Die Kinder der Schwabschule haben Unterrichtsschluss, die Mütter warten draußen schon. Foto: Lichtgut/Julian Rettig - Lichtgut/Julian Rettig

Immer mehr Eltern fahren ihr Kind mit dem Auto zur Schule. Staatliches Schulamt, Polizeipräsidium und Stadt Stuttgart möchten zum Umsteigen auf den Fußweg motivieren.

StuttgartSpielende Kinder auf dem Pausenhof und ein paar wartende Mütter vor dem Eingang – die Situation vor der Schwabschule im Stuttgarter Westen am Montagmittag ist entspannt. „Der heutige Tag ist untypisch, weil die Schüler nicht wie sonst alle um 17 Uhr Schulschluss haben“, sagt Schulleiterin Elisabeth Tull. „Normalerweise ist hier einiges los.“ Die Ecke Schwabstraße/Bebelstraße ist eine viel befahrene Kreuzung, unmittelbar daneben ist eine Stadtbahn-Haltestelle – diese Situation gehört zum täglichen Schulweg von 380 Schülern der Schwabschule. Aus Sorge um das Wohl der eigenen Kinder im Straßenverkehr ließen immer weniger Eltern ihre Kinder zur Schule laufen und nähmen das Auto, teilt die Stadt Stuttgart mit. Oft würden die Schüler direkt vor der Schultüre abgesetzt. Das erhöhe die Gefahr zunehmend.
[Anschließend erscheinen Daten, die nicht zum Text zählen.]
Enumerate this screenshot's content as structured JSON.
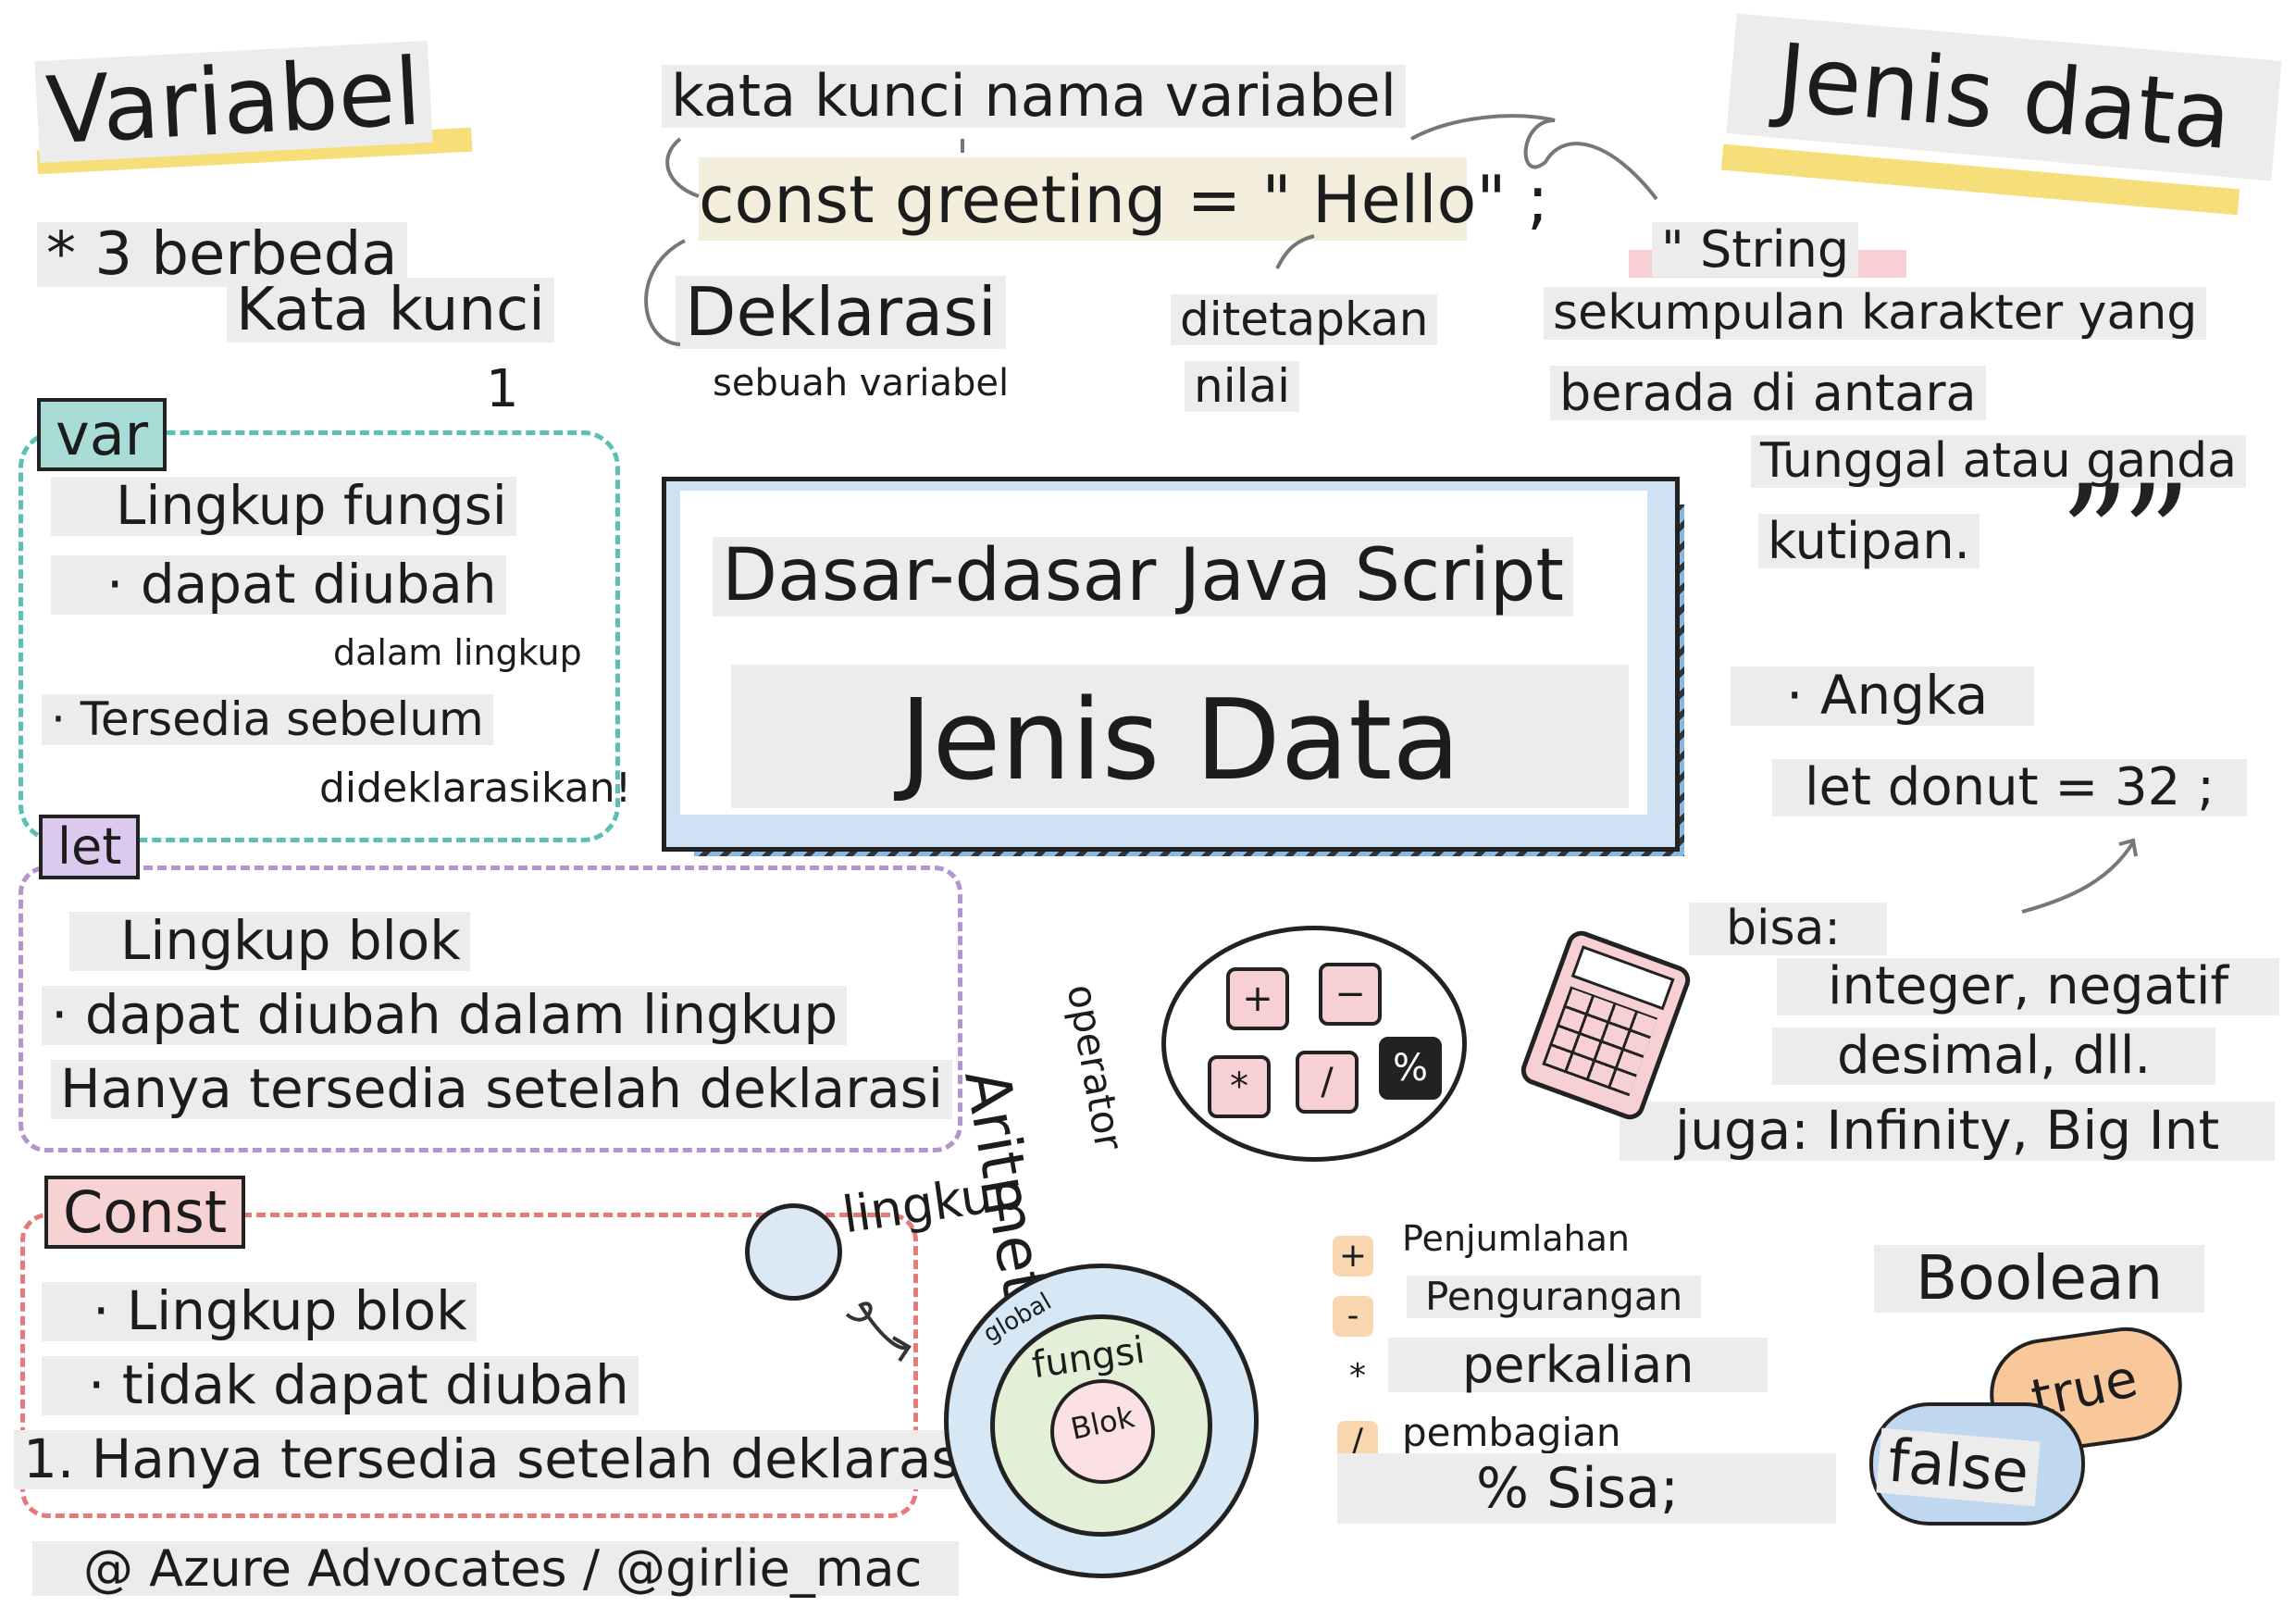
{
  "title": {
    "variables": "Variabel",
    "data_types": "Jenis data"
  },
  "declaration": {
    "keyword_label": "kata kunci nama variabel",
    "code": "const greeting = \" Hello\" ;",
    "declare_title": "Deklarasi",
    "declare_sub": "sebuah variabel",
    "assigned_1": "ditetapkan",
    "assigned_2": "nilai"
  },
  "keywords": {
    "line1": "* 3 berbeda",
    "line2": "Kata kunci",
    "number": "1"
  },
  "var_section": {
    "tag": "var",
    "items": [
      "Lingkup fungsi",
      "· dapat diubah",
      "dalam lingkup",
      "· Tersedia sebelum",
      "dideklarasikan!"
    ]
  },
  "let_section": {
    "tag": "let",
    "items": [
      "Lingkup blok",
      "· dapat diubah dalam lingkup",
      "Hanya tersedia setelah deklarasi"
    ]
  },
  "const_section": {
    "tag": "Const",
    "items": [
      "· Lingkup blok",
      "· tidak dapat diubah",
      "1. Hanya tersedia setelah deklarasi"
    ]
  },
  "center": {
    "title": "Dasar-dasar Java Script",
    "subtitle": "Jenis Data"
  },
  "string_section": {
    "heading": "\" String",
    "lines": [
      "sekumpulan karakter yang",
      "berada di antara",
      "Tunggal atau ganda",
      "kutipan."
    ]
  },
  "number_section": {
    "heading": "· Angka",
    "code": "let donut = 32 ;",
    "can": "bisa:",
    "lines": [
      "integer, negatif",
      "desimal, dll.",
      "juga: Infinity, Big Int"
    ]
  },
  "arithmetic": {
    "title": "Aritmetika",
    "subtitle": "operator",
    "keys": [
      "+",
      "−",
      "*",
      "/",
      "%"
    ],
    "ops": [
      {
        "icon": "+",
        "label": "Penjumlahan"
      },
      {
        "icon": "-",
        "label": "Pengurangan"
      },
      {
        "icon": "*",
        "label": "perkalian"
      },
      {
        "icon": "/",
        "label": "pembagian"
      }
    ],
    "remainder": "% Sisa;"
  },
  "scope": {
    "title": "lingkup",
    "rings": [
      "global",
      "fungsi",
      "Blok"
    ]
  },
  "boolean": {
    "heading": "Boolean",
    "true_label": "true",
    "false_label": "false"
  },
  "credit": "@ Azure Advocates / @girlie_mac"
}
Hektisch würden Kinder im Halteverbot abgeliefert und zwischen anderen Autos hindurchgelotst.

Während in den 70er-Jahren noch 91 Prozent der Kinder ihren Schulweg alleine zurückgelegt hatten, sind es laut der Stadt heute nur 17 Prozent. „Das eigene Kind loszulassen ist ein schwieriger Schritt für die Eltern“, sagt Schulleiterin Tull. „Sie machen sich Sorgen und fahren lieber.“ Um dieser Entwicklung entgegenzuwirken und die Selbstständigkeit und Gesundheit von Kindern zu fördern, entstand das Gemeinschaftsprojekt „Sicher zu Fuß zur Schule“. Die Stadt Stuttgart, das Polizeipräsidium und der Förderverein Sicheres und Sauberes Stuttgart e. V. möchten die Kinder zum „Umsteigen“ auf den Fußweg motivieren. In der Woche vom 16. bis 20. April gibt es Belohnungspunkte, wenn die Kinder ihren Schulweg gelaufen sind. Die Klasse mit den meisten gesammelten Punkten gewinnt einen gemeinsamen Ausflug.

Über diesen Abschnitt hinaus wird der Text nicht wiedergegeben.